I tell them to come in and I sit back down and get back to my smoke. Without looking at them and before they can say another word, I say,

“Come to save my soul have you?”
“Yes sir, I, I mean, no sir,” says one young man with a southern accent. “We’re with the Church of Jesus Christ of Latter-day Saints, we’re here to spread the word of god.”
“Yes sir,” the other lad chimes in, “What do you know about the Church of Jesus Christ of Latter-day Saints?”
I said, “I know they don’t want to be called Mormons anymore because the world believes the word Mormon is a synonym for bigamy and that Joseph Smith claims to have found a third book of the bible written especially for him and that Mormons were basically run-out of every part of this country until they found refuge in Salt Lake City and …”

The young men stood paralyzed. I thought of offering them a cigar but that would just confirm the fact that, in their minds, I was the antichrist.

“Are you here hoping I’ll become Mormon?” I asked them. “No sir, we just want to give testimony to the saving grace of Christ.” … “Okay, go ahead. You don’t mind if I smoke do you?” “No, sir.”

They went on to tell me about their mission, about what they believed and about how earthlings have abandoned the Bible so God had to send down Joe Smith and the Latter-day Saints to save us. They were smart, well-spoken and I liked them. They seemed like real messengers and in some roundabout way, it was a holy moment in a smelly place.
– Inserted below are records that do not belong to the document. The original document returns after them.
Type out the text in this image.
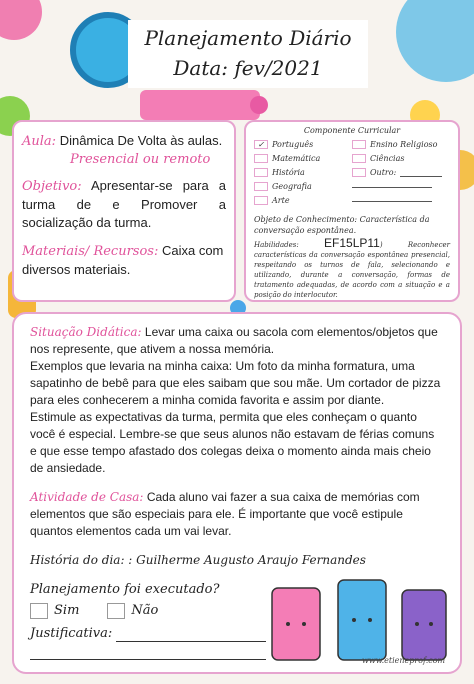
Planejamento Diário
Data: fev/2021
Aula: Dinâmica De Volta às aulas.
Presencial ou remoto
Objetivo: Apresentar-se para a turma de e Promover a socialização da turma.
Materiais/ Recursos: Caixa com diversos materiais.
Componente Curricular
✓ Português	Ensino Religioso
Matemática	Ciências
História	Outro:
Geografia
Arte
Objeto de Conhecimento: Característica da conversação espontânea.
Habilidades: EF15LP11) Reconhecer características da conversação espontânea presencial, respeitando os turnos de fala, selecionando e utilizando, durante a conversação, formas de tratamento adequadas, de acordo com a situação e a posição do interlocutor.

Situação Didática: Levar uma caixa ou sacola com elementos/objetos que nos represente, que ativem a nossa memória.

Exemplos que levaria na minha caixa: Um foto da minha formatura, uma sapatinho de bebê para que eles saibam que sou mãe. Um cortador de pizza para eles conhecerem a minha comida favorita e assim por diante.

Estimule as expectativas da turma, permita que eles conheçam o quanto você é especial. Lembre-se que seus alunos não estavam de férias comuns e que esse tempo afastado dos colegas deixa o momento ainda mais cheio de ansiedade.

Atividade de Casa: Cada aluno vai fazer a sua caixa de memórias com elementos que são especiais para ele. É importante que você estipule quantos elementos cada um vai levar.

História do dia: : Guilherme Augusto Araujo Fernandes
Planejamento foi executado?
Sim	Não
Justificativa:
www.etieneprof.com
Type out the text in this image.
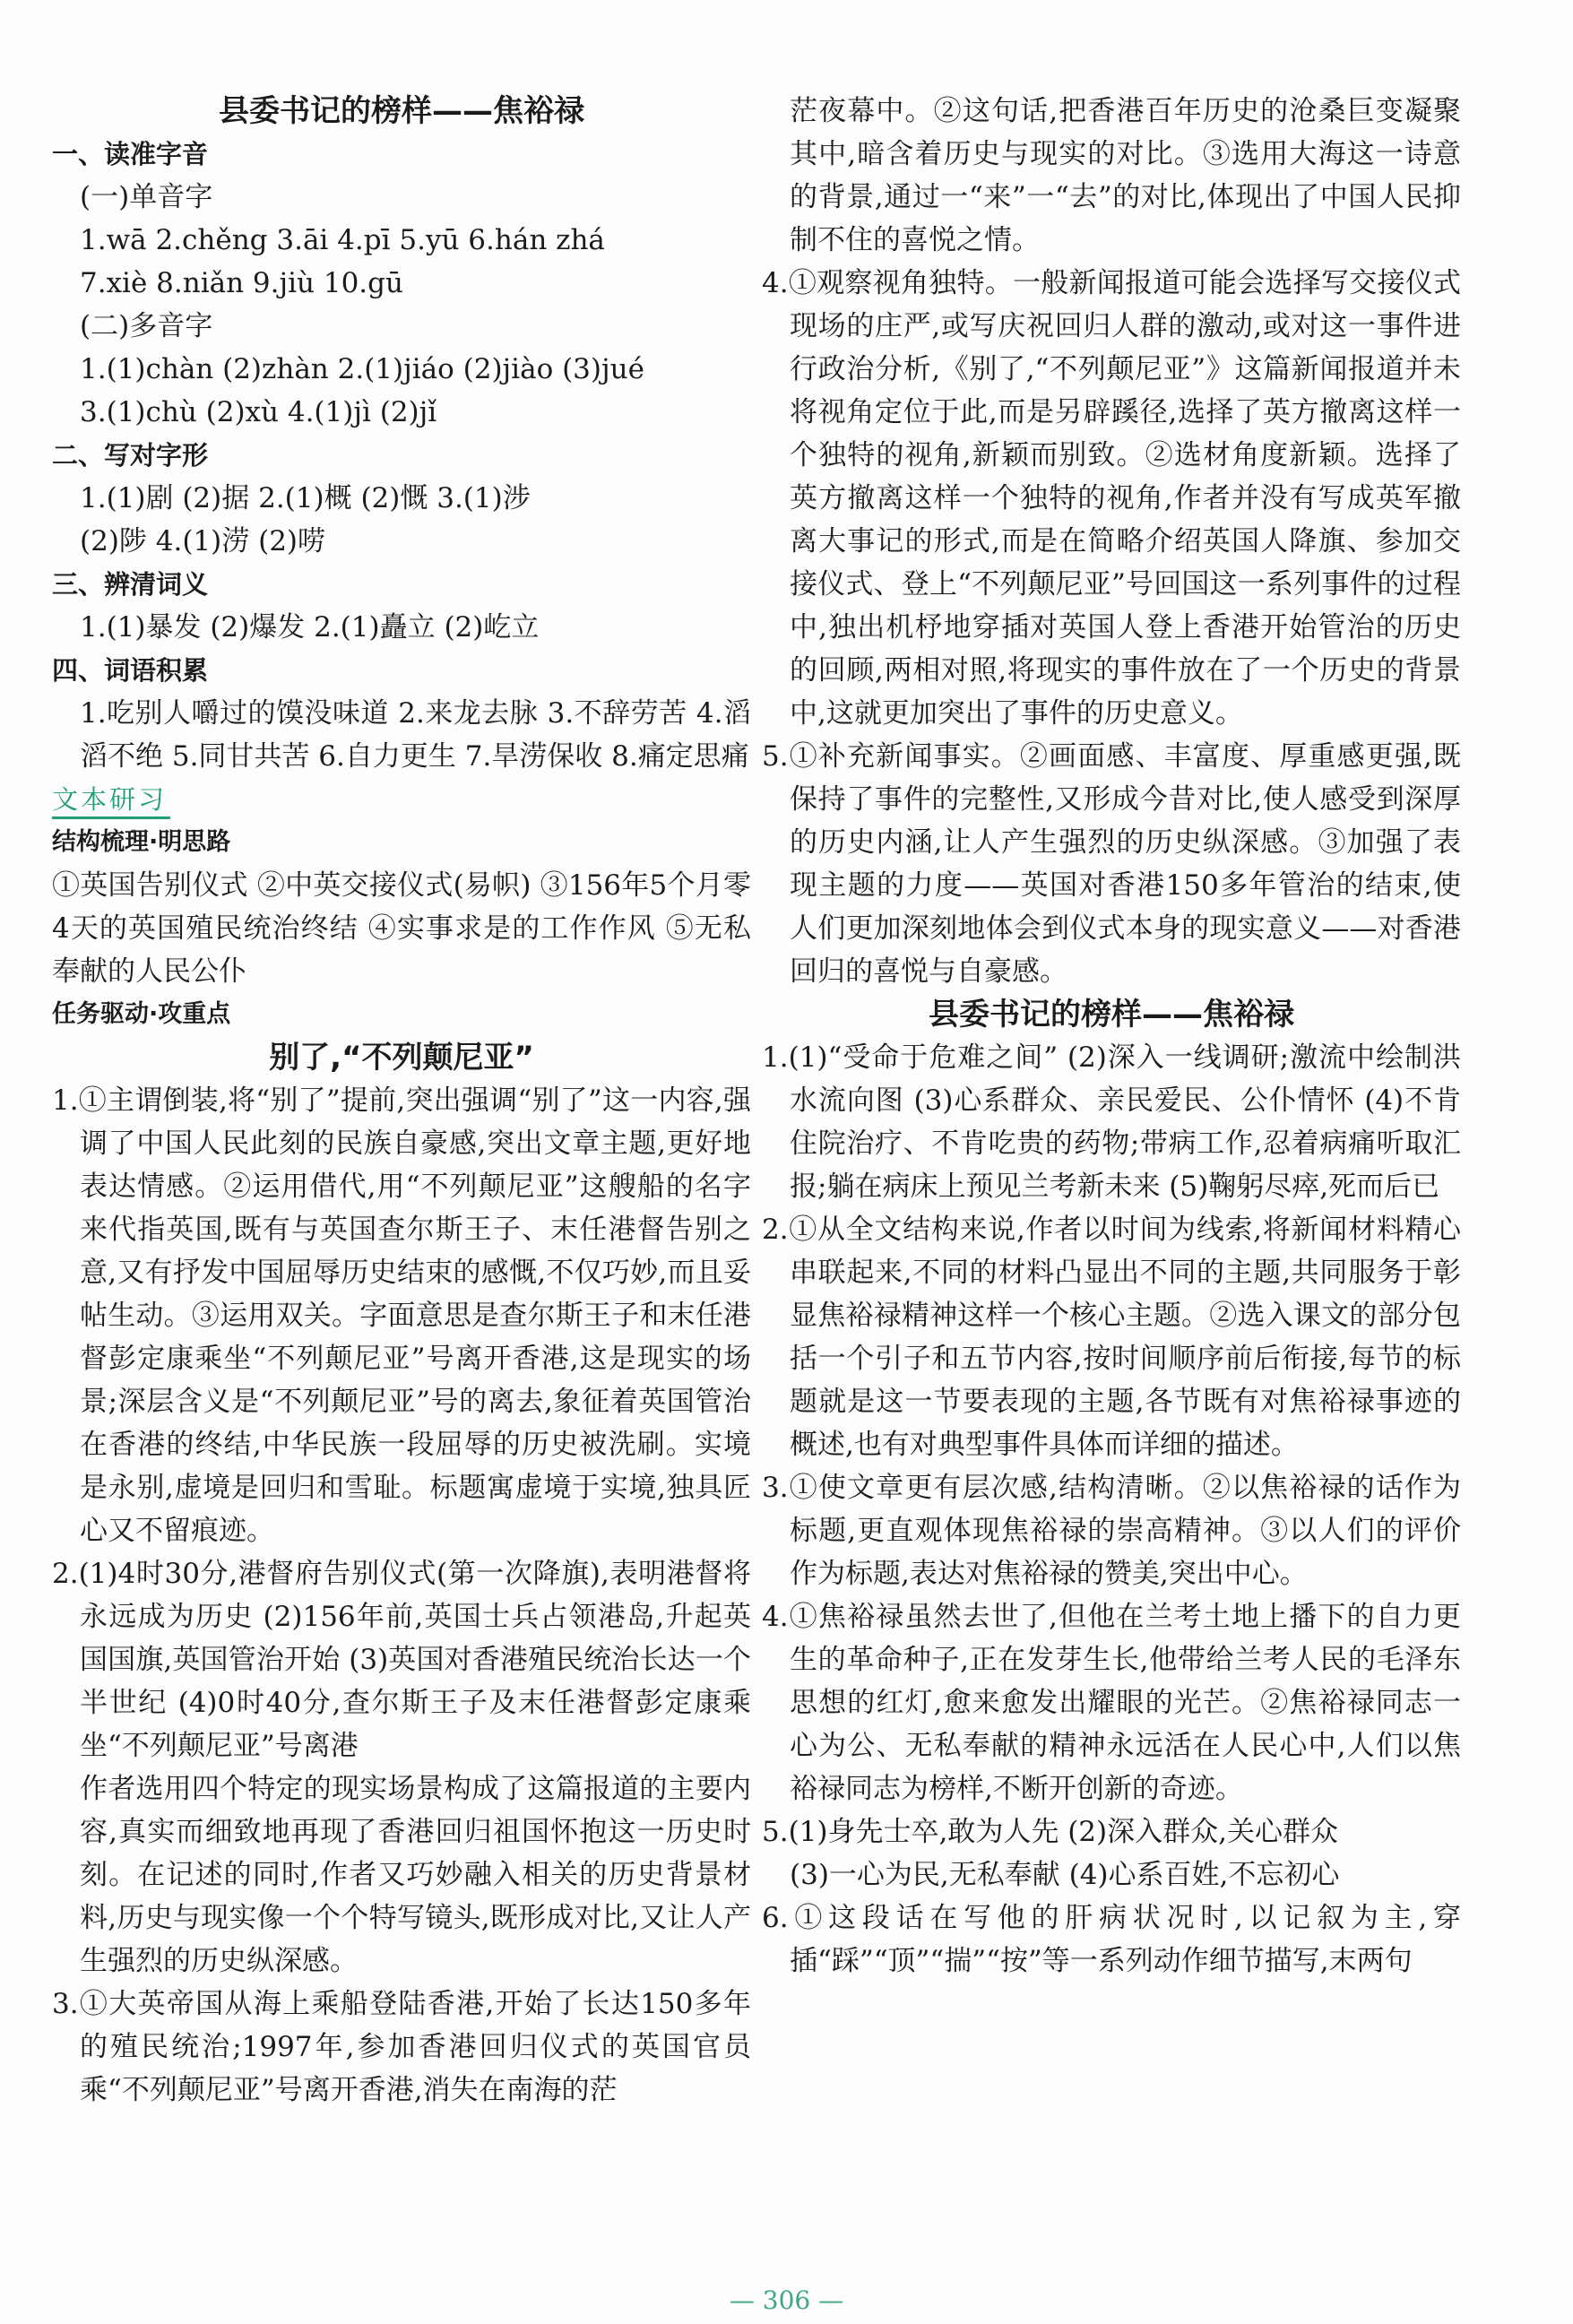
县委书记的榜样——焦裕禄
一、读准字音
(一)单音字
1.wā 2.chěng 3.āi 4.pī 5.yū 6.hán zhá
7.xiè 8.niǎn 9.jiù 10.gū
(二)多音字
1.(1)chàn (2)zhàn 2.(1)jiáo (2)jiào (3)jué
3.(1)chù (2)xù 4.(1)jì (2)jǐ
二、写对字形
1.(1)剧 (2)据 2.(1)概 (2)慨 3.(1)涉
(2)陟 4.(1)涝 (2)唠
三、辨清词义
1.(1)暴发 (2)爆发 2.(1)矗立 (2)屹立
四、词语积累
1.吃别人嚼过的馍没味道 2.来龙去脉 3.不辞劳苦 4.滔滔不绝 5.同甘共苦 6.自力更生 7.旱涝保收 8.痛定思痛
文本研习
结构梳理·明思路
①英国告别仪式 ②中英交接仪式(易帜) ③156年5个月零4天的英国殖民统治终结 ④实事求是的工作作风 ⑤无私奉献的人民公仆
任务驱动·攻重点
别了,“不列颠尼亚”
1.①主谓倒装,将“别了”提前,突出强调“别了”这一内容,强调了中国人民此刻的民族自豪感,突出文章主题,更好地表达情感。②运用借代,用“不列颠尼亚”这艘船的名字来代指英国,既有与英国查尔斯王子、末任港督告别之意,又有抒发中国屈辱历史结束的感慨,不仅巧妙,而且妥帖生动。③运用双关。字面意思是查尔斯王子和末任港督彭定康乘坐“不列颠尼亚”号离开香港,这是现实的场景;深层含义是“不列颠尼亚”号的离去,象征着英国管治在香港的终结,中华民族一段屈辱的历史被洗刷。实境是永别,虚境是回归和雪耻。标题寓虚境于实境,独具匠心又不留痕迹。
2.(1)4时30分,港督府告别仪式(第一次降旗),表明港督将永远成为历史 (2)156年前,英国士兵占领港岛,升起英国国旗,英国管治开始 (3)英国对香港殖民统治长达一个半世纪 (4)0时40分,查尔斯王子及末任港督彭定康乘坐“不列颠尼亚”号离港
作者选用四个特定的现实场景构成了这篇报道的主要内容,真实而细致地再现了香港回归祖国怀抱这一历史时刻。在记述的同时,作者又巧妙融入相关的历史背景材料,历史与现实像一个个特写镜头,既形成对比,又让人产生强烈的历史纵深感。
3.①大英帝国从海上乘船登陆香港,开始了长达150多年的殖民统治;1997年,参加香港回归仪式的英国官员乘“不列颠尼亚”号离开香港,消失在南海的茫
茫夜幕中。②这句话,把香港百年历史的沧桑巨变凝聚其中,暗含着历史与现实的对比。③选用大海这一诗意的背景,通过一“来”一“去”的对比,体现出了中国人民抑制不住的喜悦之情。
4.①观察视角独特。一般新闻报道可能会选择写交接仪式现场的庄严,或写庆祝回归人群的激动,或对这一事件进行政治分析,《别了,“不列颠尼亚”》这篇新闻报道并未将视角定位于此,而是另辟蹊径,选择了英方撤离这样一个独特的视角,新颖而别致。②选材角度新颖。选择了英方撤离这样一个独特的视角,作者并没有写成英军撤离大事记的形式,而是在简略介绍英国人降旗、参加交接仪式、登上“不列颠尼亚”号回国这一系列事件的过程中,独出机杼地穿插对英国人登上香港开始管治的历史的回顾,两相对照,将现实的事件放在了一个历史的背景中,这就更加突出了事件的历史意义。
5.①补充新闻事实。②画面感、丰富度、厚重感更强,既保持了事件的完整性,又形成今昔对比,使人感受到深厚的历史内涵,让人产生强烈的历史纵深感。③加强了表现主题的力度——英国对香港150多年管治的结束,使人们更加深刻地体会到仪式本身的现实意义——对香港回归的喜悦与自豪感。
县委书记的榜样——焦裕禄
1.(1)“受命于危难之间” (2)深入一线调研;激流中绘制洪水流向图 (3)心系群众、亲民爱民、公仆情怀 (4)不肯住院治疗、不肯吃贵的药物;带病工作,忍着病痛听取汇报;躺在病床上预见兰考新未来 (5)鞠躬尽瘁,死而后已
2.①从全文结构来说,作者以时间为线索,将新闻材料精心串联起来,不同的材料凸显出不同的主题,共同服务于彰显焦裕禄精神这样一个核心主题。②选入课文的部分包括一个引子和五节内容,按时间顺序前后衔接,每节的标题就是这一节要表现的主题,各节既有对焦裕禄事迹的概述,也有对典型事件具体而详细的描述。
3.①使文章更有层次感,结构清晰。②以焦裕禄的话作为标题,更直观体现焦裕禄的崇高精神。③以人们的评价作为标题,表达对焦裕禄的赞美,突出中心。
4.①焦裕禄虽然去世了,但他在兰考土地上播下的自力更生的革命种子,正在发芽生长,他带给兰考人民的毛泽东思想的红灯,愈来愈发出耀眼的光芒。②焦裕禄同志一心为公、无私奉献的精神永远活在人民心中,人们以焦裕禄同志为榜样,不断开创新的奇迹。
5.(1)身先士卒,敢为人先 (2)深入群众,关心群众
(3)一心为民,无私奉献 (4)心系百姓,不忘初心
6.①这段话在写他的肝病状况时,以记叙为主,穿插“踩”“顶”“揣”“按”等一系列动作细节描写,末两句
— 306 —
“Do you think the Mormons are gonna win?”
“Pardon me, sir?”
“Do you think the Mormons are gonna win? You know, most people think their religion is the only way to heaven, that one religion is better than all the others and that at the rapture God will appear and open a gold envelope like at the Academy Awards and announce, ‘the winning religion is … the EPISCOPALIANS’!”

I said, “It’s all the same God, right?”
“Yes, sir.”

They asked me about my religious opinions. “I use the Catholic mass as a mechanism to have a conversation with God,” I said. “But the Catholic church is just as imperfect as the people sitting in the pews. Organized religion is just a framework, any framework is good it could be Catholic or Mormon or Hindu.”

“I told them that my God likes football, a good rock ballad and laughs at funny jokes.”

Anyway, before Elder Matthews and Elder Abernathy left they asked if they could come back and talk some more. I remember thinking that a man could do a lot worse than raising a son who is unafraid to go out into the world, who has the guts to stand up for his convictions and the smarts to give those convictions a voice.

America is mostly a country of fine young men, and sometimes they unexpectedly walk through open garage doors.